Casper Neighborhood a Finalist for Kindest Place in U.S.

Wyoming News July 11, 2019



Casper Neighborhood a Finalist for Kindest Place in U.S.

CASPER, WY. | By ERIC GALATAS, Public News Service  – The Big Tree neighborhood on South Chestnut Street in Casper is one of 50 finalists in a national crowdsourced search for the Nicest Place in America.

Jeremy Greenfield, a senior editor with Reader’s Digest, which is behind the effort, says in an era of cultural and political divides, the annual list puts a spotlight on places where people are kind and treat each other with respect.

The Casper neighborhood stood out from more than 1,000 submissions because of how neighbors react after big snowstorms to make streets and sidewalks safe.

“There is basically a race to see who can get out there early enough to snow blow the sidewalks, to snow blow the driveways, especially for those neighbors who maybe aren’t as mobile as they used to be or have as much energy as they used to have,” Greenfield relates

Neighbors make a similar race out of mowing each other’s lawns in the summer.

Greenfield says stories from Wyoming and communities across the U.S. serve as a reminder that kindness is all around us, and if it’s not on your block it might be on the next block over.

Polls to vote for the Nicest Place in America are open to the public online at Votes must be cast by July 21.
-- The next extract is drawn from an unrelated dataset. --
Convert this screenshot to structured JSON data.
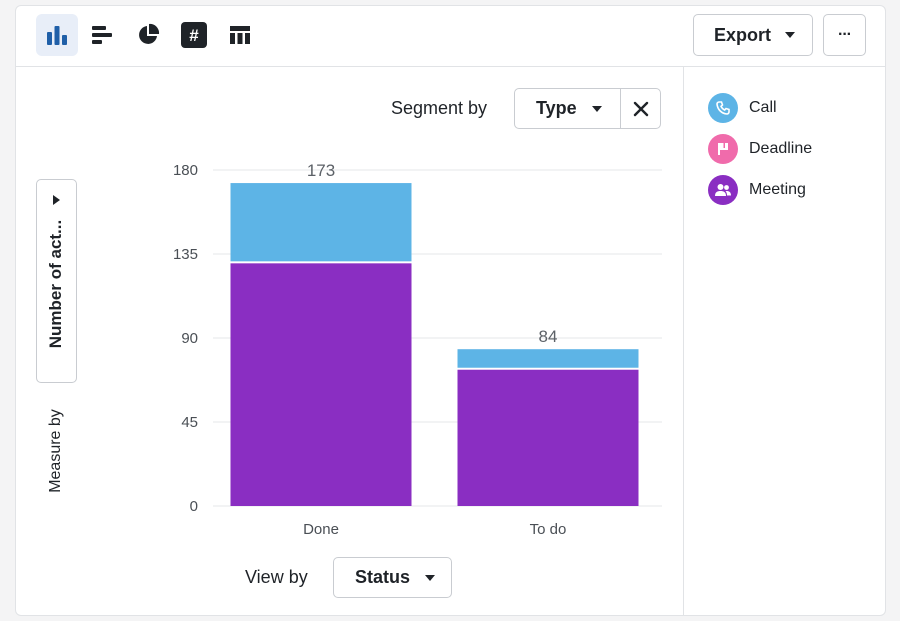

Greenfield says towns making this year’s list are not all wealthy enclaves. Stories include an addiction treatment center in Kansas, a food bank in Iowa, and a New Mexico town that greeted 1,600 asylum seekers it didn’t ask for with open arms.

Greenfield says the project is not just about inspiring readers, it’s about inspiring people to help change their community for the better.

“You should really pay attention to what’s going on in this place, because it talks to something going on in the rest of the country, and it’s something that you can relate to, and hopefully it will inspire you to take an active role in making your community a ‘nicest place,’” he states.

One of the project’s first stories involves a Rhode Island children’s hospital known for treating very sick children.

At closing time, a staffer told a child who didn’t want to be alone at night that he’d flash the light on his bike, to show he’d be back next day when the child underwent treatment.

The child responded by turning his room lights on and off. Now, every night around 8 o’clock, local businesses and residents flash their “Good Night Lights,” and the children do the same, a ritual that Greenfield says has since spread to hospitals across the country.